Malus cerró las placas con cuidado, y saboreó la sensación del fresco metal en las yemas de los dedos. «Esta es la sensación que causa la omnipotencia», pensó. Con el poder en sus manos, había pocas cosas que no pudiera hacer dentro de las fronteras del reino. Sólo los más altos nobles del territorio eran inmunes a su autoridad, y él no respondía ante nadie más que el Rey Brujo. Una lenta, voraz sonrisa apareció en su rostro.
—Es una trampa, por supuesto —dijo el señor de la guerra al leer la expresión de los negros ojos de Malus—. Estoy seguro de que te das cuenta de eso.
El noble se detuvo y su sonrisa se desvaneció.
—¿Una trampa? —preguntó al mismo tiempo que dejaba cuidadosamente la placa sobre la cama.
Ahora le tocaba a Nuarc el turno de sonreír.
—Por supuesto que lo es.

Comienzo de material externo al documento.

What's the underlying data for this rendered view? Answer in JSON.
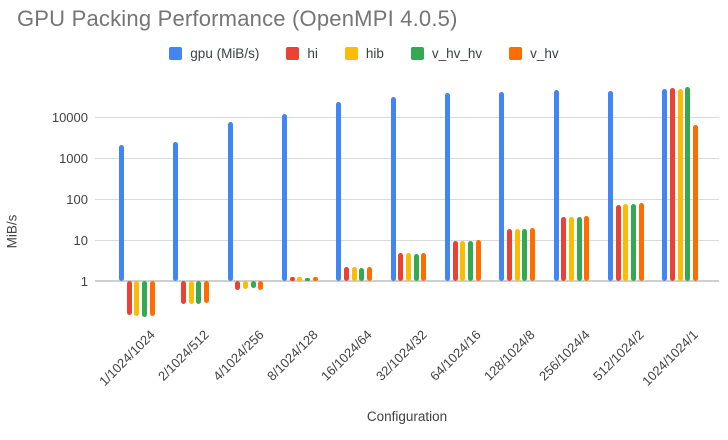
{
  "chart_data": {
    "type": "bar",
    "title": "GPU Packing Performance (OpenMPI 4.0.5)",
    "xlabel": "Configuration",
    "ylabel": "MiB/s",
    "y_scale": "log",
    "y_ticks": [
      1,
      10,
      100,
      1000,
      10000
    ],
    "ylim": [
      0.12,
      60000
    ],
    "grid": "horizontal",
    "legend_position": "top",
    "categories": [
      "1/1024/1024",
      "2/1024/512",
      "4/1024/256",
      "8/1024/128",
      "16/1024/64",
      "32/1024/32",
      "64/1024/16",
      "128/1024/8",
      "256/1024/4",
      "512/1024/2",
      "1024/1024/1"
    ],
    "series": [
      {
        "name": "gpu (MiB/s)",
        "color": "#4285F4",
        "values": [
          2100,
          2500,
          8000,
          12000,
          24000,
          32000,
          41000,
          43000,
          47000,
          45000,
          50000
        ]
      },
      {
        "name": "hi",
        "color": "#EA4335",
        "values": [
          0.15,
          0.28,
          0.6,
          1.3,
          2.2,
          4.8,
          9.5,
          19,
          37,
          75,
          54000
        ]
      },
      {
        "name": "hib",
        "color": "#FBBC04",
        "values": [
          0.145,
          0.28,
          0.65,
          1.3,
          2.2,
          4.8,
          9.5,
          19,
          38,
          78,
          51000
        ]
      },
      {
        "name": "v_hv_hv",
        "color": "#34A853",
        "values": [
          0.135,
          0.28,
          0.7,
          1.2,
          2.1,
          4.7,
          9.8,
          19.5,
          38,
          76,
          55000
        ]
      },
      {
        "name": "v_hv",
        "color": "#FF6D01",
        "values": [
          0.14,
          0.3,
          0.6,
          1.25,
          2.3,
          5.0,
          10.5,
          20,
          40,
          80,
          6600
        ]
      }
    ]
  }
}
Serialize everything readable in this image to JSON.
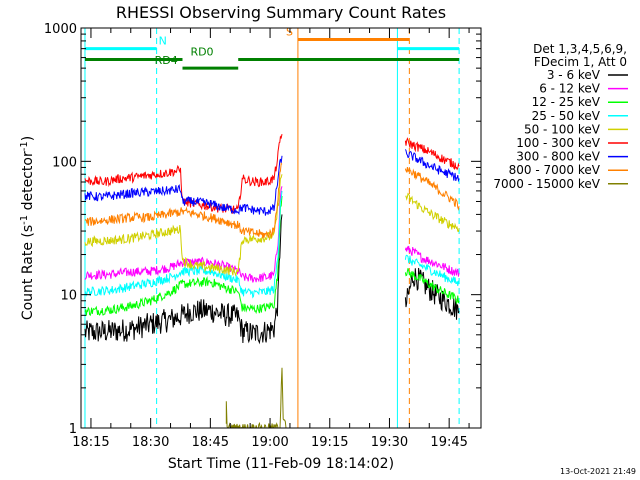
{
  "chart_data": {
    "type": "line",
    "title": "RHESSI Observing Summary Count Rates",
    "xlabel": "Start Time (11-Feb-09 18:14:02)",
    "ylabel": "Count Rate (s",
    "ylabel_sup1": "-1",
    "ylabel_mid": " detector",
    "ylabel_sup2": "-1",
    "ylabel_end": ")",
    "x_unit": "minutes after 18:00 UT",
    "xlim": [
      12.5,
      113.0
    ],
    "ylim": [
      1,
      1000
    ],
    "y_scale": "log",
    "x_ticks": [
      {
        "value": 15,
        "label": "18:15"
      },
      {
        "value": 30,
        "label": "18:30"
      },
      {
        "value": 45,
        "label": "18:45"
      },
      {
        "value": 60,
        "label": "19:00"
      },
      {
        "value": 75,
        "label": "19:15"
      },
      {
        "value": 90,
        "label": "19:30"
      },
      {
        "value": 105,
        "label": "19:45"
      }
    ],
    "y_ticks": [
      {
        "value": 1,
        "label": "1"
      },
      {
        "value": 10,
        "label": "10"
      },
      {
        "value": 100,
        "label": "100"
      },
      {
        "value": 1000,
        "label": "1000"
      }
    ],
    "legend_header": [
      "Det 1,3,4,5,6,9,",
      "FDecim 1, Att 0"
    ],
    "legend_position": "right",
    "series": [
      {
        "name": "3 - 6 keV",
        "color": "#000000",
        "segments": [
          [
            [
              13.5,
              5.2
            ],
            [
              20,
              5.3
            ],
            [
              25,
              5.5
            ],
            [
              30,
              6.0
            ],
            [
              35,
              6.5
            ],
            [
              38,
              7.0
            ],
            [
              40,
              7.5
            ],
            [
              45,
              7.6
            ],
            [
              48,
              7.1
            ],
            [
              52,
              6.8
            ],
            [
              53,
              5.3
            ],
            [
              56,
              5.1
            ],
            [
              59,
              5.3
            ],
            [
              61,
              5.6
            ],
            [
              62,
              9
            ],
            [
              62.6,
              28
            ],
            [
              63,
              40
            ]
          ],
          [
            [
              94,
              8
            ],
            [
              96,
              14
            ],
            [
              98,
              12.5
            ],
            [
              100,
              11
            ],
            [
              102,
              9.8
            ],
            [
              104,
              9
            ],
            [
              106,
              8.2
            ],
            [
              107.5,
              7.5
            ]
          ]
        ]
      },
      {
        "name": "6 - 12 keV",
        "color": "#ff00ff",
        "segments": [
          [
            [
              13.5,
              14
            ],
            [
              20,
              14.2
            ],
            [
              25,
              14.8
            ],
            [
              30,
              15
            ],
            [
              35,
              16
            ],
            [
              38,
              17.5
            ],
            [
              45,
              17.5
            ],
            [
              48,
              16.5
            ],
            [
              52,
              15
            ],
            [
              53,
              13.5
            ],
            [
              56,
              13.2
            ],
            [
              59,
              13.5
            ],
            [
              61,
              14
            ],
            [
              62,
              25
            ],
            [
              62.6,
              55
            ],
            [
              63,
              65
            ]
          ],
          [
            [
              94,
              22
            ],
            [
              96,
              21
            ],
            [
              98,
              19
            ],
            [
              100,
              18
            ],
            [
              102,
              17
            ],
            [
              104,
              16
            ],
            [
              106,
              15
            ],
            [
              107.5,
              14.5
            ]
          ]
        ]
      },
      {
        "name": "12 - 25 keV",
        "color": "#00ff00",
        "segments": [
          [
            [
              13.5,
              7.5
            ],
            [
              20,
              7.7
            ],
            [
              25,
              8.2
            ],
            [
              30,
              9.0
            ],
            [
              35,
              10.5
            ],
            [
              38,
              12
            ],
            [
              45,
              12.5
            ],
            [
              48,
              11.5
            ],
            [
              52,
              10.5
            ],
            [
              53,
              8.0
            ],
            [
              56,
              7.8
            ],
            [
              59,
              8.0
            ],
            [
              61,
              8.5
            ],
            [
              62,
              15
            ],
            [
              62.6,
              45
            ],
            [
              63,
              55
            ]
          ],
          [
            [
              94,
              15
            ],
            [
              96,
              14
            ],
            [
              98,
              13
            ],
            [
              100,
              12
            ],
            [
              102,
              11
            ],
            [
              104,
              10.3
            ],
            [
              106,
              9.6
            ],
            [
              107.5,
              9
            ]
          ]
        ]
      },
      {
        "name": "25 - 50 keV",
        "color": "#00ffff",
        "segments": [
          [
            [
              13.5,
              10.5
            ],
            [
              20,
              10.8
            ],
            [
              25,
              11.5
            ],
            [
              30,
              12.3
            ],
            [
              35,
              13.5
            ],
            [
              38,
              15
            ],
            [
              45,
              15
            ],
            [
              48,
              14
            ],
            [
              52,
              12.8
            ],
            [
              53,
              10.5
            ],
            [
              56,
              10.3
            ],
            [
              59,
              10.5
            ],
            [
              61,
              11
            ],
            [
              62,
              20
            ],
            [
              62.6,
              50
            ],
            [
              63,
              60
            ]
          ],
          [
            [
              94,
              19
            ],
            [
              96,
              17.5
            ],
            [
              98,
              16.5
            ],
            [
              100,
              15.5
            ],
            [
              102,
              14.5
            ],
            [
              104,
              13.5
            ],
            [
              106,
              12.8
            ],
            [
              107.5,
              12
            ]
          ]
        ]
      },
      {
        "name": "50 - 100 keV",
        "color": "#d0d000",
        "segments": [
          [
            [
              13.5,
              25
            ],
            [
              20,
              25.5
            ],
            [
              25,
              26.5
            ],
            [
              30,
              28
            ],
            [
              35,
              30
            ],
            [
              37.5,
              31
            ],
            [
              38,
              18
            ],
            [
              41,
              16.5
            ],
            [
              45,
              16
            ],
            [
              48,
              15.5
            ],
            [
              52,
              14.8
            ],
            [
              53,
              26
            ],
            [
              56,
              26.2
            ],
            [
              59,
              26.8
            ],
            [
              61,
              28
            ],
            [
              62,
              45
            ],
            [
              62.6,
              70
            ],
            [
              63,
              80
            ]
          ],
          [
            [
              94,
              55
            ],
            [
              96,
              50
            ],
            [
              98,
              45
            ],
            [
              100,
              41
            ],
            [
              102,
              38
            ],
            [
              104,
              35
            ],
            [
              106,
              33
            ],
            [
              107.5,
              31.5
            ]
          ]
        ]
      },
      {
        "name": "100 - 300 keV",
        "color": "#ff0000",
        "segments": [
          [
            [
              13.5,
              72
            ],
            [
              18,
              70
            ],
            [
              22,
              74
            ],
            [
              26,
              76
            ],
            [
              30,
              79
            ],
            [
              34,
              82
            ],
            [
              37.5,
              86
            ],
            [
              38,
              50
            ],
            [
              41,
              48
            ],
            [
              45,
              46
            ],
            [
              48,
              44
            ],
            [
              52,
              43
            ],
            [
              53,
              74
            ],
            [
              56,
              70
            ],
            [
              59,
              70
            ],
            [
              61,
              74
            ],
            [
              62,
              110
            ],
            [
              62.6,
              150
            ],
            [
              63,
              160
            ]
          ],
          [
            [
              94,
              140
            ],
            [
              96,
              132
            ],
            [
              98,
              125
            ],
            [
              100,
              118
            ],
            [
              102,
              110
            ],
            [
              104,
              102
            ],
            [
              106,
              96
            ],
            [
              107.5,
              92
            ]
          ]
        ]
      },
      {
        "name": "300 - 800 keV",
        "color": "#0000ff",
        "segments": [
          [
            [
              13.5,
              55
            ],
            [
              18,
              54
            ],
            [
              22,
              56
            ],
            [
              26,
              58
            ],
            [
              30,
              59
            ],
            [
              34,
              60
            ],
            [
              37.5,
              62
            ],
            [
              38,
              50
            ],
            [
              41,
              50
            ],
            [
              45,
              48
            ],
            [
              48,
              45
            ],
            [
              52,
              43
            ],
            [
              53,
              45
            ],
            [
              56,
              43
            ],
            [
              59,
              42
            ],
            [
              61,
              44
            ],
            [
              62,
              75
            ],
            [
              62.6,
              100
            ],
            [
              63,
              110
            ]
          ],
          [
            [
              94,
              115
            ],
            [
              96,
              108
            ],
            [
              98,
              100
            ],
            [
              100,
              93
            ],
            [
              102,
              87
            ],
            [
              104,
              82
            ],
            [
              106,
              78
            ],
            [
              107.5,
              74
            ]
          ]
        ]
      },
      {
        "name": "800 - 7000 keV",
        "color": "#ff8000",
        "segments": [
          [
            [
              13.5,
              35
            ],
            [
              18,
              36
            ],
            [
              22,
              37
            ],
            [
              26,
              38
            ],
            [
              30,
              38
            ],
            [
              34,
              40
            ],
            [
              38,
              42
            ],
            [
              42,
              40
            ],
            [
              45,
              38
            ],
            [
              48,
              36
            ],
            [
              52,
              33
            ],
            [
              53,
              30
            ],
            [
              56,
              29
            ],
            [
              59,
              28
            ],
            [
              61,
              30
            ],
            [
              62,
              55
            ],
            [
              62.6,
              85
            ],
            [
              63,
              95
            ]
          ],
          [
            [
              94,
              90
            ],
            [
              96,
              82
            ],
            [
              98,
              75
            ],
            [
              100,
              68
            ],
            [
              102,
              62
            ],
            [
              104,
              56
            ],
            [
              106,
              51
            ],
            [
              107.5,
              46
            ]
          ]
        ]
      },
      {
        "name": "7000 - 15000 keV",
        "color": "#808000",
        "segments": [
          [
            [
              49,
              1
            ],
            [
              49,
              1.5
            ],
            [
              49.2,
              1
            ],
            [
              62.5,
              1
            ],
            [
              63,
              3
            ],
            [
              63.3,
              1.2
            ],
            [
              64,
              1
            ]
          ]
        ]
      }
    ],
    "annotations": [
      {
        "label": "N",
        "color": "#00ffff",
        "x_start": 13.5,
        "x_end": 31.5,
        "y": 700,
        "label_x": 32
      },
      {
        "label": "N",
        "color": "#00ffff",
        "x_start": 92,
        "x_end": 107.5,
        "y": 700,
        "label_x": 0
      },
      {
        "label": "S",
        "color": "#ff8000",
        "x_start": 67,
        "x_end": 95,
        "y": 820,
        "label_x": 64
      },
      {
        "label": "RD0",
        "color": "#008000",
        "x_start": 13.5,
        "x_end": 38,
        "y": 580,
        "label_x": 40
      },
      {
        "label": "RD4",
        "color": "#008000",
        "x_start": 38,
        "x_end": 52,
        "y": 500,
        "label_x": 31
      },
      {
        "label": "RD0",
        "color": "#008000",
        "x_start": 52,
        "x_end": 107.5,
        "y": 580,
        "label_x": 0
      }
    ],
    "vertical_lines": [
      {
        "x": 13.5,
        "color": "#00ffff",
        "style": "solid"
      },
      {
        "x": 31.5,
        "color": "#00ffff",
        "style": "dashed"
      },
      {
        "x": 67,
        "color": "#ff8000",
        "style": "solid"
      },
      {
        "x": 92,
        "color": "#00ffff",
        "style": "solid"
      },
      {
        "x": 95,
        "color": "#ff8000",
        "style": "dashed"
      },
      {
        "x": 107.5,
        "color": "#00ffff",
        "style": "dashed"
      }
    ],
    "grid": false
  },
  "footer_date": "13-Oct-2021 21:49"
}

Considera la situación —dijo mientras se paseaba lentamente por la habitación—. Esa hermana tuya ha atacado el reino en un momento en que estamos más vulnerables. Ella lo sabe, ya que sus observaciones sobre Hag Graef y el Arca Negra nos dicen que está bien enterada de hasta qué punto nos hemos debilitado. La única manera que tenemos de detenerla es que se mantenga ocupada durante el tiempo suficiente para que Malekith pueda peinar las ciudades y reunir hasta el último guerrero al que pueda ponerle las manos encima, con el fin de formar un ejército lo bastante grande como para equipararse con el de ella. —El señor de la guerra señaló a Malus con un largo dedo—. Y tú eres lo único que retendrá la atención de Nagaira con absoluta seguridad.
Malus pensó en el asunto.
—De ser así, ¿por qué no enviarme simplemente a la Torre Negra cargado de cadenas? Nagaira hará pedazos la ciudad de todos modos para intentar llegar hasta mí, con o sin el poder del Rey Brujo.
Nuarc le dedicó a Malus una mirada de soslayo.
—Carga de cadenas a un druchii, y buscará la primera oportunidad de escapar. Dale poder a un druchii, y luchará como un demonio para conservarlo, con independencia de los riesgos. —Atravesó la habitación y recogió el poder—. Este trozo de pergamino es más fuerte que cualquier cadena que se haya forjado jamás —declaró con su voz ronca—. Puede ser que te creas listo, pero Malekith es capaz de ver a través de ti. Para él no eres más que otro peón. Te usará como señuelo para atraer a Nagaira hacia la Torre Negra, y una vez que ella haya sido rechazada tú volverás a ser sólo un proscrito.